No timeframe was set for the repatriation process, nor did officials clarify how many of the 900,000 Rohingya refugees sheltering in Bangladesh would be able to participate.
“Myanmar has proposed taking back the Rohingya refugees. For the supervision of overall repatriation process, the two sides have agreed to form a Joint Working Group,” Foreign Minister A.H. Mahmood Ali told reporters at the Padma State Guest House in Dhaka, where the meeting took place under tight security.
Kyaw Tint Swe, the minister for the Office of the State Counsellor of Myanmar, led Naypyidaw’s delegation, but did not speak to reporters. The Myanmar delegation was due to return home early Tuesday, after arriving in Bangladesh early Monday.
Ali said the two sides had reached a “consensus” on the issue in their first high-level diplomatic encounter since violence in Myanmar’s Rakhine state beginning in late August drove half a million new refugees into Bangladesh, triggering a humanitarian crisis.
“We, both the sides, want to resolve the problem in a peaceful way.

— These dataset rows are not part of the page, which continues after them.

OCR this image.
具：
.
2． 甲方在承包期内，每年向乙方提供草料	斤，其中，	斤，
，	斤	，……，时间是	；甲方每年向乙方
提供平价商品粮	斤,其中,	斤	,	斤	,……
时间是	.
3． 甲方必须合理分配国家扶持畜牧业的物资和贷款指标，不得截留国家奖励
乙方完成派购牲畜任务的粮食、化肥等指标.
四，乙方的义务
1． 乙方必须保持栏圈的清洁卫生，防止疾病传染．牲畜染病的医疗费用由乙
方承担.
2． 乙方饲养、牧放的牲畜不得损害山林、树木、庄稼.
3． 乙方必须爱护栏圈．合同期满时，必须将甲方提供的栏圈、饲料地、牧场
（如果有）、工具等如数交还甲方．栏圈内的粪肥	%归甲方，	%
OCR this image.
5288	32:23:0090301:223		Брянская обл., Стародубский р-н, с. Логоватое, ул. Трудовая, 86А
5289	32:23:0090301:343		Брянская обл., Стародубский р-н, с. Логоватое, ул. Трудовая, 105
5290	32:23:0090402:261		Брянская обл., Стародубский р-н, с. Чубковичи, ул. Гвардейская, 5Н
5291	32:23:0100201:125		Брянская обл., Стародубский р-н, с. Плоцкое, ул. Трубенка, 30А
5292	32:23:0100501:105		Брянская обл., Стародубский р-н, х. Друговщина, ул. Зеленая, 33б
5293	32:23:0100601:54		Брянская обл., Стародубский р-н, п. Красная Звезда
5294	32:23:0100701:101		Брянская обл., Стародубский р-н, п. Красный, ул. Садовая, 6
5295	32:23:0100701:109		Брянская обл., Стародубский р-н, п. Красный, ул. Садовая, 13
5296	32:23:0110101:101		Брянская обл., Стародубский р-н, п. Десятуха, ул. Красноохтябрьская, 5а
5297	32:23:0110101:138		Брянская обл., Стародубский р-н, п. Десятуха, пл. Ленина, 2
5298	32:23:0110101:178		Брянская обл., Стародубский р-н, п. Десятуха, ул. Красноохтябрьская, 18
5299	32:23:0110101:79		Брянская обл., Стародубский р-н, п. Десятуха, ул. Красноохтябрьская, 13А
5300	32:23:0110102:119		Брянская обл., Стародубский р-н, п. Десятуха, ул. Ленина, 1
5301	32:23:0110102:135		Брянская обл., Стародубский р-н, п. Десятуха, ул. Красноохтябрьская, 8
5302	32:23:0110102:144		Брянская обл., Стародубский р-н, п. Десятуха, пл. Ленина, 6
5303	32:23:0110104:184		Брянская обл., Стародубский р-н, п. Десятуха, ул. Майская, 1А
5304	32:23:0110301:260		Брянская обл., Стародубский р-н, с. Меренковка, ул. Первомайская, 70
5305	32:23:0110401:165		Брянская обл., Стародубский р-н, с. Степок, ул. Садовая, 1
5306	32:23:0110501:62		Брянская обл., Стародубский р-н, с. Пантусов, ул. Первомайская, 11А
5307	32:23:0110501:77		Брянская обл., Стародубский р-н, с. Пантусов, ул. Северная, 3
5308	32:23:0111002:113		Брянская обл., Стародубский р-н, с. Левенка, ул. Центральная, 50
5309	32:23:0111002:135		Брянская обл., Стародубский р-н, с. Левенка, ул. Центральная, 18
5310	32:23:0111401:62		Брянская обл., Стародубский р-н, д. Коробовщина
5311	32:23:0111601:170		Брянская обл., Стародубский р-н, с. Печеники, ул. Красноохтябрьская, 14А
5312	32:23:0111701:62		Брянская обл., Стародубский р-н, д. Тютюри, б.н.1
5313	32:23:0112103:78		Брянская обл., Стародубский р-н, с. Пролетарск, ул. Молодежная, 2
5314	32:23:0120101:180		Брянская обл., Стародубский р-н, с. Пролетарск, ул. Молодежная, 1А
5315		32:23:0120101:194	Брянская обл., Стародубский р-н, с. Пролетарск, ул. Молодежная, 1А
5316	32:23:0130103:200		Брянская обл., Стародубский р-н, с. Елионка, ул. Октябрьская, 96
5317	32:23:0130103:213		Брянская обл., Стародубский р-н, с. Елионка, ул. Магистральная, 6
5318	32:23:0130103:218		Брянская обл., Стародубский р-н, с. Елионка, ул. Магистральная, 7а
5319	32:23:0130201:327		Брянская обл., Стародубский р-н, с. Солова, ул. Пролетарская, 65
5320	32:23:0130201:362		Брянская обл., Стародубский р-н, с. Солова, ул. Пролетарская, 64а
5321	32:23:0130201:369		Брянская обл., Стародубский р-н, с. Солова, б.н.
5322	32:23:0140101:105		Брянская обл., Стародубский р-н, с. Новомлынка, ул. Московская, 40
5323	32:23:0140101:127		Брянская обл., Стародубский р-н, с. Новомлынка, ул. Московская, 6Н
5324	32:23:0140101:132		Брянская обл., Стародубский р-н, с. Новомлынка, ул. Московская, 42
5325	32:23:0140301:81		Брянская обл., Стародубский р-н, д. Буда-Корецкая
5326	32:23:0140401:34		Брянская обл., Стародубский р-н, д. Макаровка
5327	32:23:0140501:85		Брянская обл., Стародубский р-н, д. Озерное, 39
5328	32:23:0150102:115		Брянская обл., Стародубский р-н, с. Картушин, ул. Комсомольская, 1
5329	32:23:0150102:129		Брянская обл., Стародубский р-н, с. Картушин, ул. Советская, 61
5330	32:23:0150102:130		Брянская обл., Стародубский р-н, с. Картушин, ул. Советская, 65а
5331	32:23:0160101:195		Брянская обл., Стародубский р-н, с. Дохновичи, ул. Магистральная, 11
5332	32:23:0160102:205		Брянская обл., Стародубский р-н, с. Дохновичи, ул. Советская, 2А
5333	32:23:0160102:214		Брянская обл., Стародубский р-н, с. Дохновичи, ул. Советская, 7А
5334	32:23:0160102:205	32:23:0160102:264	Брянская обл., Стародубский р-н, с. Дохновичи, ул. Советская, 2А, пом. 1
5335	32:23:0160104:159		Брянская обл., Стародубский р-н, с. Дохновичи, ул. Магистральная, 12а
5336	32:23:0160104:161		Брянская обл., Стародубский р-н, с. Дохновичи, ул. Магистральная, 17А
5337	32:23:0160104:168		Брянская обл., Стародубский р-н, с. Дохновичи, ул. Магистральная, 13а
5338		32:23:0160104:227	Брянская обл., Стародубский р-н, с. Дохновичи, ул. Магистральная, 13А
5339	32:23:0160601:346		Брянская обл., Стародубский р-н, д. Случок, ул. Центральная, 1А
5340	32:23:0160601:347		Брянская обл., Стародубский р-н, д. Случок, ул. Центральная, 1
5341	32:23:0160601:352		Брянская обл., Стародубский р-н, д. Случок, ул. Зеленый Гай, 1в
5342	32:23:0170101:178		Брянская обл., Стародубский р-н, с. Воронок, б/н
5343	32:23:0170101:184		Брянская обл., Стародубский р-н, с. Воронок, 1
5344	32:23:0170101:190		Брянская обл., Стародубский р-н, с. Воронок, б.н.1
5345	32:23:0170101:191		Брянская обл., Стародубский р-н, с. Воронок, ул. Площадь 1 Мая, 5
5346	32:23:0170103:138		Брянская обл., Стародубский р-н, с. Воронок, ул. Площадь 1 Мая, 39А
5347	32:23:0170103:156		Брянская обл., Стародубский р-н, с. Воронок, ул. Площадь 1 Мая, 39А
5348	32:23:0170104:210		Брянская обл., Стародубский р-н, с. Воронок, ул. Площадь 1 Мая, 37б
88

And both the sides have reached a consensus,” said Ali.
On multiple occasions in recent weeks, Bangladesh’s foreign ministry summoned Myanmar’s ambassador to complain about incursions by Burmese military aircraft into Bangladeshi airspace as well as reports that Myanmar troops were planting land-mines along the frontier to prevent Rohingya from fleeing.
Officials close to the negotiations told BenarNews that neither of these issues was raised during Monday’s talks.
“One meeting will not resolve all problems … No timeframe has been set. But it [the Joint Working Group] will be formed very soon,” Ali said, adding that he was “very optimistic” about future talks between the two neighboring countries.
“Very fruitful talks took place. Bangladesh reiterated its zero tolerance on terrorism,” he said, apparently referring to insurgents from the Arakan Rohingya Salvation Army (ARSA) whose attacks on police outposts in Rakhine state on Aug. 25 resulted in a brutal military crackdown.